Contains grains (wheat), legumes (hazelnuts are technically legumes), refined sugar, seed oils (palm oil), and processed ingredients. Fundamentally non-paleo.
Nutella is a highly processed chocolate-hazelnut spread with high added sugar, palm oil, and minimal nutritional value. Directly contradicts Mediterranean diet principles of whole foods and minimal added sugars.
Contains hazelnuts (plant-derived), cocoa (plant-derived), and sugar. Fundamentally incompatible with carnivore diet.

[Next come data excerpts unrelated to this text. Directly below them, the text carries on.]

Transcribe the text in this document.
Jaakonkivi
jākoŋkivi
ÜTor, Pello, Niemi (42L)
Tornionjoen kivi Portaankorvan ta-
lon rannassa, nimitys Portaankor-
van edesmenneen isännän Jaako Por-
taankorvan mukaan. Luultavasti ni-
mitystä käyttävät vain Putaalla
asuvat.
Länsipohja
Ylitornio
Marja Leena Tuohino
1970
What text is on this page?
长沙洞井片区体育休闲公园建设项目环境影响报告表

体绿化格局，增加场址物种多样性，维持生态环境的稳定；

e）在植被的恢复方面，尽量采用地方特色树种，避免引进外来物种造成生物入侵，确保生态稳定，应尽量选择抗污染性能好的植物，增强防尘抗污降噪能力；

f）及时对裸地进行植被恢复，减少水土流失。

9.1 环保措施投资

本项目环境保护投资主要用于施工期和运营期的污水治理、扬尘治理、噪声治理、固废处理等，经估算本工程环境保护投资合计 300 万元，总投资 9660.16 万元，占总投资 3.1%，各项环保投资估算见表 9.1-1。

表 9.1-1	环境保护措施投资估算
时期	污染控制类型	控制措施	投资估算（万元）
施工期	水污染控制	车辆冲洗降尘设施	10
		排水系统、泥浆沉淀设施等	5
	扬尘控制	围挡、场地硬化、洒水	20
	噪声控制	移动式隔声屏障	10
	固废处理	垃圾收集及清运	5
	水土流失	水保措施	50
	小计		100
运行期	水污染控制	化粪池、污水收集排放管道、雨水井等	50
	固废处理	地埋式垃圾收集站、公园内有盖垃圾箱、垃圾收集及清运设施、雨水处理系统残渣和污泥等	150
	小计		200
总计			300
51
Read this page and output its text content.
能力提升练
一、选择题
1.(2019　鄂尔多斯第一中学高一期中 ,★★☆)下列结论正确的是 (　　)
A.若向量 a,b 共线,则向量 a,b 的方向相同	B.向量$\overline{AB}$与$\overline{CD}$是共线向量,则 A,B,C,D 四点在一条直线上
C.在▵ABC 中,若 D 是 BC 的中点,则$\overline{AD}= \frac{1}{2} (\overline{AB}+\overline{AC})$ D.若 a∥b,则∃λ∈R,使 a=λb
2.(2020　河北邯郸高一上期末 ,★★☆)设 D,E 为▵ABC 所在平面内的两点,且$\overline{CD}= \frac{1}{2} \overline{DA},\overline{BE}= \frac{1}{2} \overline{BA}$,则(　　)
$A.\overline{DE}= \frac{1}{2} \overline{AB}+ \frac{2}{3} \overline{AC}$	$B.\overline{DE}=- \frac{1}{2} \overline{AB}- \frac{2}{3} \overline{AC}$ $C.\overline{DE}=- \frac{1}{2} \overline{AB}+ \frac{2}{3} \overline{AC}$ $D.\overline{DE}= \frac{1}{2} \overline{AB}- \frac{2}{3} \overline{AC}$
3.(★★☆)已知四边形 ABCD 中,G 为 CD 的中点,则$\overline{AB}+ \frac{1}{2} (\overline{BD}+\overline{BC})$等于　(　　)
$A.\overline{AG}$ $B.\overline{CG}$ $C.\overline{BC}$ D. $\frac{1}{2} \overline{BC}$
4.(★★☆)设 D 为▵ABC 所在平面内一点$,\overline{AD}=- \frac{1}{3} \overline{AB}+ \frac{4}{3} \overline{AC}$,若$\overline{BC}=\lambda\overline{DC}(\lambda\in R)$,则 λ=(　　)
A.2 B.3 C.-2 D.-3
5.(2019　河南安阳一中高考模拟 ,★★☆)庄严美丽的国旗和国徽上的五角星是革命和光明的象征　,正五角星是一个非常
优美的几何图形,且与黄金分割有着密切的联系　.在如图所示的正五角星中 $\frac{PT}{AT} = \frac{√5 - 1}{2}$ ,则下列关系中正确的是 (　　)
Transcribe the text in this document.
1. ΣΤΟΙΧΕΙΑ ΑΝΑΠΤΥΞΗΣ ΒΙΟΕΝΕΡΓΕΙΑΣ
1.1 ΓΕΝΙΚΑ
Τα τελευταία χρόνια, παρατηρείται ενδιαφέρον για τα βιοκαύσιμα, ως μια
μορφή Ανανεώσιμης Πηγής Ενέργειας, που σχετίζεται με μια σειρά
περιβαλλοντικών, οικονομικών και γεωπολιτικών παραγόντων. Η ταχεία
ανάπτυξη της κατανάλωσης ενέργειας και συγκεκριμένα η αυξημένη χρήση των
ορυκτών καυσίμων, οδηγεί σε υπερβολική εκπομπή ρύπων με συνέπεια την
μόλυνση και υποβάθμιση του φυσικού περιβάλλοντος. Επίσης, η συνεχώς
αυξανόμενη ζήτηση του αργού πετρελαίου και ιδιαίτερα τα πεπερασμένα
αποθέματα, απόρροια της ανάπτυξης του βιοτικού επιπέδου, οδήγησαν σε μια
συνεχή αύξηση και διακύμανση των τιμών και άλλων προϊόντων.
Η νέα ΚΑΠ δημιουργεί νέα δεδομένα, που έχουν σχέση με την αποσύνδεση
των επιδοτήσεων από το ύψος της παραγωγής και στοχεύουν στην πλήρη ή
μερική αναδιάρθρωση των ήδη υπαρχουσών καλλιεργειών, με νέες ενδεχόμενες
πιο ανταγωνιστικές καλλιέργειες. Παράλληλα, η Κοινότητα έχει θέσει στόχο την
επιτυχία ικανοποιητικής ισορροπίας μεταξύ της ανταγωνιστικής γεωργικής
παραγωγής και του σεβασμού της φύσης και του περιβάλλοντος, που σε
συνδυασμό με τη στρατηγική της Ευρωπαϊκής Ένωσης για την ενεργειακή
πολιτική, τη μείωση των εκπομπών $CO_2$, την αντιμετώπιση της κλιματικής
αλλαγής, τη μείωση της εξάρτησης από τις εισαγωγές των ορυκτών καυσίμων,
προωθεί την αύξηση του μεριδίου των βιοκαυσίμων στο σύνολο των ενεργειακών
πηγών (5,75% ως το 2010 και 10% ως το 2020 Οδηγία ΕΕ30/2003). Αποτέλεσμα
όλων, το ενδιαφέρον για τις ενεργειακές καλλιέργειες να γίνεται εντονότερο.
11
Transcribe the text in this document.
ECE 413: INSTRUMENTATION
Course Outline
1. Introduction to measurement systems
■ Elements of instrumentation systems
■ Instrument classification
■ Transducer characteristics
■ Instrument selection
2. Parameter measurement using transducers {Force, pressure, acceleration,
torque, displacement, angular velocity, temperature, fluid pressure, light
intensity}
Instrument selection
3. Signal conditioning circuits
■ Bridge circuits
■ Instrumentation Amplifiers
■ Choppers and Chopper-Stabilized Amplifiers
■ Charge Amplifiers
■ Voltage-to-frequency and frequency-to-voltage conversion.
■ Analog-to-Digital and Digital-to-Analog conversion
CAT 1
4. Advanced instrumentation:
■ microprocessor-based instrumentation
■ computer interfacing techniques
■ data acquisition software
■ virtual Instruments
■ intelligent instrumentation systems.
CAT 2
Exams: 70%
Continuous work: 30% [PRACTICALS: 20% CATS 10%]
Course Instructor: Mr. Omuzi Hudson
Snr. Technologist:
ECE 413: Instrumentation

Nutella is a processed spread containing added sugars, soy lecithin (legume-derived), and other non-compliant ingredients. Multiple Whole30 violations make this explicitly non-compliant.
Nutella contains high-fructose corn syrup and excess fructose from sugar. It exceeds low-FODMAP thresholds at typical serving sizes (2 tablespoons contains high-FODMAP load).
Nutella is primarily sugar (12g per tbsp) and saturated fat (3.5g per tbsp) with minimal nutritional benefit. High caloric density and added sugars directly violate DASH principles.
Primarily sugar and saturated fat with minimal protein. High-glycemic carbs dominate; nearly impossible to incorporate into Zone-balanced meals without exceeding carb targets.
Primarily sugar and palm oil with minimal cocoa. High glycemic load promotes inflammation. Palm oil is pro-inflammatory saturated fat. No meaningful antioxidant benefit despite cocoa presence. Processed food with refined ingredients.
Nutella is primarily sugar and fat with minimal protein or fiber. It provides empty calories that directly conflict with GLP-1 dietary principles. High sugar content spikes blood glucose, and the fat-sugar combination is particularly problematic for GLP-1 patients prone to nausea and reflux.
Controversy Index
Score range: 1–5/10. Higher controversy = more disagreement between diets.